House prices expected to fall | by Giorgio Costa

The global real estate market has recorded an excellent performance in 2022, but the risk of a price bubble is just around the corner with Toronto, Frankfurt, Munich, Amsterdam, London, Miami and Los Angeles showing the most elevated imbalances, while values in Italy appear less unbalanced. The International Monetary Fund warns that the global real estate market is at a “tipping point” determined by rising interest rate in response to price pressures, which in turn have pushed up borrowing costs and house prices. A generalised severe slump in house prices is likely to be on the horizon. Data published by Oxford Economics are indicating a highly adverse scenario, with real house prices potentially falling by 25% over the next three years in developed countries and 10% in emerging economies. Moreover, while homeowners around the world are reckoning with increasingly unaffordable mortgage payments, prospective homebuyers are facing house prices that are rising faster than incomes. The European Central Bank calculates that, in a low interest rate environment, a one percentage point increase in mortgage rates corresponds roughly to a 9% drop in house prices and a 15% reduction in real estate investments after about two years. The slowdown in the real estate market is also likely to dampen overall economic activity, adversely affecting the construction industry and its suppliers. Claudio Saputelli, Head of Real Estate at UBS, says: “Inflation and asset losses due to turmoil in the financial markets are reducing household purchasing power, which curbs demand for additional living space. Housing is thus also becoming less attractive as an investment, as borrowing costs in many cities exceed the yields of buy-to-let investments.”

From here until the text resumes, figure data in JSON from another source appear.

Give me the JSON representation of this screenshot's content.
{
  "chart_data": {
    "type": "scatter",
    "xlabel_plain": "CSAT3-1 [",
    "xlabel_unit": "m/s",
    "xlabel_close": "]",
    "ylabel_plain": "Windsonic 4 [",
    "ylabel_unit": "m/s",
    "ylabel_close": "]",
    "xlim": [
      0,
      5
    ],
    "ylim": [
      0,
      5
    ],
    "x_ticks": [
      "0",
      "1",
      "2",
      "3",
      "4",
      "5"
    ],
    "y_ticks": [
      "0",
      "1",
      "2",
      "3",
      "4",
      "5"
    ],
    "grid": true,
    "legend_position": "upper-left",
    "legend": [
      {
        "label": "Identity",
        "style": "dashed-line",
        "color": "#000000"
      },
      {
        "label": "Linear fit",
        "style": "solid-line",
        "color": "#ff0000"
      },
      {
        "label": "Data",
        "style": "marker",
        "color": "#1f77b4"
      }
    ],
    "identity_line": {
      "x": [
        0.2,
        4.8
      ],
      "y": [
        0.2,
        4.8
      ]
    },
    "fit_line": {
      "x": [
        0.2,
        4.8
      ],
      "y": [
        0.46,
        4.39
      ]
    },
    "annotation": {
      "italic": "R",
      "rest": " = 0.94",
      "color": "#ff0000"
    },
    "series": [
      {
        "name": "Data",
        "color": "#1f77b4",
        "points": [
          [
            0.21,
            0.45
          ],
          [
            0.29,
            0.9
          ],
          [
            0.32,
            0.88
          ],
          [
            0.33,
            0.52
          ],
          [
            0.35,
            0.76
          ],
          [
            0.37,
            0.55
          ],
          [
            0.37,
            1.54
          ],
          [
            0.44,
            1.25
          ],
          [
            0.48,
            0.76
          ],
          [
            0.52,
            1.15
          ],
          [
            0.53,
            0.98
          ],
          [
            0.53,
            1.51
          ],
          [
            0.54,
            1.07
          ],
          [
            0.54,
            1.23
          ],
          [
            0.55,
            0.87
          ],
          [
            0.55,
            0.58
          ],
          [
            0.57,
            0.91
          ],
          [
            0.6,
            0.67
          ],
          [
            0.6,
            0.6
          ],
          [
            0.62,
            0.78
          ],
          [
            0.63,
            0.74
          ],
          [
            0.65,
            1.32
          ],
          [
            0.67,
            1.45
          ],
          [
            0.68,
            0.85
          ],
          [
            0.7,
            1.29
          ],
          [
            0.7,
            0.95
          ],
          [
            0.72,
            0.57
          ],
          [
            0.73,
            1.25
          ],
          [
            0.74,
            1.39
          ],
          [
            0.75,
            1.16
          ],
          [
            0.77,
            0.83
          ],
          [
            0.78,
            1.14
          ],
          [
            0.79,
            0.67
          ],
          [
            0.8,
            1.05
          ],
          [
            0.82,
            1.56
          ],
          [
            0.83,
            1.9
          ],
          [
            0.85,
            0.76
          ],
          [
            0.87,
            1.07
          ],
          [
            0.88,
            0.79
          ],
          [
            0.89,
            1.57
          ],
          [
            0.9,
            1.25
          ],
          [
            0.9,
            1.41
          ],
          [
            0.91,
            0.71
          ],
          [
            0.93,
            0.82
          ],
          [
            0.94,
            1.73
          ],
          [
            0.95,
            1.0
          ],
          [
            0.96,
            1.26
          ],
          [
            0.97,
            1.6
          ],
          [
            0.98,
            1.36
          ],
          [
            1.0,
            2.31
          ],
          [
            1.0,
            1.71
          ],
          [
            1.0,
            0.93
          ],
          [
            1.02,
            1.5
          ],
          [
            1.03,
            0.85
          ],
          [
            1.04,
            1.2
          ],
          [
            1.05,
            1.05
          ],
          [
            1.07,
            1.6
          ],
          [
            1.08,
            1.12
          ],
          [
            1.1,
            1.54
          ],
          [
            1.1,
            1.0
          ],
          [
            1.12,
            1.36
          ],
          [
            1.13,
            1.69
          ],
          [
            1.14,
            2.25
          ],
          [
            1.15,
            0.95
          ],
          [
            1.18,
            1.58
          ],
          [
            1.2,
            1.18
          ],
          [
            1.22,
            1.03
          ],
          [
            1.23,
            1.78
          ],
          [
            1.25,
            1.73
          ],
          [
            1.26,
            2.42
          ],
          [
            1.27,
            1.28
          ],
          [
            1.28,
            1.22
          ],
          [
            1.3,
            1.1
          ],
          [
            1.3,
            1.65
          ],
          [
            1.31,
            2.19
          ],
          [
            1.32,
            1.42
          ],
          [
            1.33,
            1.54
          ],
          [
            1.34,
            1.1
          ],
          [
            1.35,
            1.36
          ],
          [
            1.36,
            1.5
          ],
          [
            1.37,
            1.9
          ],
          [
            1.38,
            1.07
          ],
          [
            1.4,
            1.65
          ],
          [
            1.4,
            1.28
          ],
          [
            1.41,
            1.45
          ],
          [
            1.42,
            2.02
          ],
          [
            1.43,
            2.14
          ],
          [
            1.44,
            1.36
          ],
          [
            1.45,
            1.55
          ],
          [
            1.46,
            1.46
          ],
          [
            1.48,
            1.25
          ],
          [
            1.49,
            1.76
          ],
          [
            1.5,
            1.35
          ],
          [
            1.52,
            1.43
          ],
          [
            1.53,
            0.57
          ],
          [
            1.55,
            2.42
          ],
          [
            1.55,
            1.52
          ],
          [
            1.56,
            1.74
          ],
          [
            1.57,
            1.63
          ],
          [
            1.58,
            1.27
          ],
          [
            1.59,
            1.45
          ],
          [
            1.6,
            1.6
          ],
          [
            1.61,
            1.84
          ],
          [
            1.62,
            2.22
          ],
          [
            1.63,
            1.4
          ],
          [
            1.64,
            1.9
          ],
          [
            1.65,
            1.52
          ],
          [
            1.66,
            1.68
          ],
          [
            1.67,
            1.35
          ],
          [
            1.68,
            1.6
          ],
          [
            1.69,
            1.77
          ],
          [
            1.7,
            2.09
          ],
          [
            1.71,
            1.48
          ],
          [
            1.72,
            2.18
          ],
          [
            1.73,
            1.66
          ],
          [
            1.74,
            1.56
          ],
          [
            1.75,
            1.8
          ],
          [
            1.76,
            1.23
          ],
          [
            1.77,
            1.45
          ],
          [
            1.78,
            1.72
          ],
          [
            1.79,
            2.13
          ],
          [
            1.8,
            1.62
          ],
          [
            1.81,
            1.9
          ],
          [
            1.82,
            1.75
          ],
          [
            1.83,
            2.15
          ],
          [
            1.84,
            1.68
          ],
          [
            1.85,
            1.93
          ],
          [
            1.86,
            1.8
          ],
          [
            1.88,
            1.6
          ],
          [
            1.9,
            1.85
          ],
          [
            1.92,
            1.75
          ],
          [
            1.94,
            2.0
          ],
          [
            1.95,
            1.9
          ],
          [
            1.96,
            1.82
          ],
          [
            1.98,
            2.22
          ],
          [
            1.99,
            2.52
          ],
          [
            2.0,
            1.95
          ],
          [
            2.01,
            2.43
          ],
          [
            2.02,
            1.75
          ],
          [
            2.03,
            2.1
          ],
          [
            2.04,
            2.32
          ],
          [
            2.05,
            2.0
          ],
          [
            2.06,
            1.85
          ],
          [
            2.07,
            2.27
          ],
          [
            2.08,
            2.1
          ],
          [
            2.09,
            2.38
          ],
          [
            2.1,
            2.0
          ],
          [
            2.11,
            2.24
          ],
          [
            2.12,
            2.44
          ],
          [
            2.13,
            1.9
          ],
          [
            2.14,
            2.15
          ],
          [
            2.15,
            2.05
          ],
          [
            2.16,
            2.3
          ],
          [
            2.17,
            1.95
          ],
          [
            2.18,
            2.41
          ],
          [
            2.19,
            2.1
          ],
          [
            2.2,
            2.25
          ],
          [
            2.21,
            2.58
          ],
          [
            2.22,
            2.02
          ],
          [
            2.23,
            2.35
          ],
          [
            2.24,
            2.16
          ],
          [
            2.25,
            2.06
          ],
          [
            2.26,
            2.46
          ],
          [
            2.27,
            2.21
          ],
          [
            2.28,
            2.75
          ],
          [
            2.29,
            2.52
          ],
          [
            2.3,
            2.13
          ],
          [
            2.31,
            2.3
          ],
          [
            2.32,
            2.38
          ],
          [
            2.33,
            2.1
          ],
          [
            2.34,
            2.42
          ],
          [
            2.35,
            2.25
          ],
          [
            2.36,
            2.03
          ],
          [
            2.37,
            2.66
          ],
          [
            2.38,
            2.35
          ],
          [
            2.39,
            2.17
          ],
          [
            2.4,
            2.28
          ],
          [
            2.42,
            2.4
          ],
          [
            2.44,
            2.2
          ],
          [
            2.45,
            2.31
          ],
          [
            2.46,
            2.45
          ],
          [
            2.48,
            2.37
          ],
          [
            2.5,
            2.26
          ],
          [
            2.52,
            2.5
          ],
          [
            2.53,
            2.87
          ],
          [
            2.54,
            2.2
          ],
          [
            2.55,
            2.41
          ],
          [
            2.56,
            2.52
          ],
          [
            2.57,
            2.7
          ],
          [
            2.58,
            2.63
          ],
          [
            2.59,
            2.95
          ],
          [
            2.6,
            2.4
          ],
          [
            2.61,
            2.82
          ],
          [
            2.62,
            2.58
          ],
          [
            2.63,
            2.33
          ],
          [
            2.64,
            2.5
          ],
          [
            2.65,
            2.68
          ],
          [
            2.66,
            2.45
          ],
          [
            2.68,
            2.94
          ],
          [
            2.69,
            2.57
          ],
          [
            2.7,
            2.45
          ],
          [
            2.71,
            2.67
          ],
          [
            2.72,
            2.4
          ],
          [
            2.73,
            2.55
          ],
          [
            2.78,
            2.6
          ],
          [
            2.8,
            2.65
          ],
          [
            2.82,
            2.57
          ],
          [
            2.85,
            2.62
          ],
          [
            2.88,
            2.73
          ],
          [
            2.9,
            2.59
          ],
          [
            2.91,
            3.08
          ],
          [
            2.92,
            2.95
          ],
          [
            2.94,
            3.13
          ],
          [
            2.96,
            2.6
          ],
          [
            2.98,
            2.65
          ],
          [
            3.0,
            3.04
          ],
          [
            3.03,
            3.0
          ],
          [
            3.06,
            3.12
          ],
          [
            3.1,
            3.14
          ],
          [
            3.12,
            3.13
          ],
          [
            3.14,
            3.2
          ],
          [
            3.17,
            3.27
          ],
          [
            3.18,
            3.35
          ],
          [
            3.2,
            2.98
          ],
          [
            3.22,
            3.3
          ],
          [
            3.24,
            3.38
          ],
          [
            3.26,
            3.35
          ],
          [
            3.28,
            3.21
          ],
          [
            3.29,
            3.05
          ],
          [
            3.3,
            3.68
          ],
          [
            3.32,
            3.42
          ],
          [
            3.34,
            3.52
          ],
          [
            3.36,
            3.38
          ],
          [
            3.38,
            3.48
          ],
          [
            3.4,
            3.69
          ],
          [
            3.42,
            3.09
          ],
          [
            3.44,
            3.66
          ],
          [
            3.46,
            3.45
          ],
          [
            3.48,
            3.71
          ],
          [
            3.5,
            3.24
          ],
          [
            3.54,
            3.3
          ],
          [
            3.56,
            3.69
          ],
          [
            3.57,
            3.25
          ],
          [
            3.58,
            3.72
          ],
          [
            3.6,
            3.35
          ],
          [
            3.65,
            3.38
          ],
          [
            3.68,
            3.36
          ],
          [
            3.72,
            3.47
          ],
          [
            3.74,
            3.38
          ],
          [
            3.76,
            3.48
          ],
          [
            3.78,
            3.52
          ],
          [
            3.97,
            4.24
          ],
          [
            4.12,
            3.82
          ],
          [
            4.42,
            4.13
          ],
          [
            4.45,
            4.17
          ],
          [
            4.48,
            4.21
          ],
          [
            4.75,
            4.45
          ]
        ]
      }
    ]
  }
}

In the meantime, the European real estate market has recorded an almost 10% increase in turnover in 2022 compared to 2021. It has likewise been a very good year for the Italian market with a turnover of €140 billion (+9.9%). Between June 2021 and June 2022, the total investment volume in Europe reached a record figure of €387.3 billion, 35% higher than in the same period in 2020-2021. These figures emerge from the European Outlook 2023 published by Scenari Immobiliari. “The market is going through a delicate phase, amid an economic scenario that is facing a perfect storm of war, inflation, post-pandemic hurdles and political crises that will realistically continue into 2023,” explains Mario Breglia, chairman of Scenari Immobiliari. “After two particularly good years, real estate companies are now highly structured and have considerable financial capacity, and demand is still robust because it is based on product innovation rather than being speculative in nature. However, external conditions are negative and are pulling the market in a different direction.”

As a result, there is a very real risk of a price bubble. According to the UBS Global Real Estate Bubble Index 2022, an annual study conducted by UBS Global Wealth’s Chief Investment Office, imbalances in global metropolitan housing markets are highly elevated and prices are out of sync with rising interest rates. Toronto and Frankfurt top this year’s index, with both markets exhibiting pronounced bubble characteristics. Risks are also elevated in Zurich, Munich, Hong Kong, Vancouver, Amsterdam, Tel Aviv and Tokyo. In the US, all five analysed cities are in overvalued territory with the imbalance more pronounced in Miami and Los Angeles than in San Francisco, Boston and New York. Housing market imbalances remain high in Stockholm, Paris, and Sydney despite some cooling. Other housing markets with signs of overvaluation include Geneva, London, Madrid and Singapore. São Paulo is fair-valued alongside Milan and Warsaw, and despite a buoyant year Dubai’s housing market is also in fair-valued territory. According to the UBS study, all but three cities – Paris, Hong Kong and Stockholm – saw their house prices climb. On top of this, an acceleration in the growth of outstanding mortgages was evident in virtually all cities, and for the second year in a row, household debt grew significantly faster than the long-term average.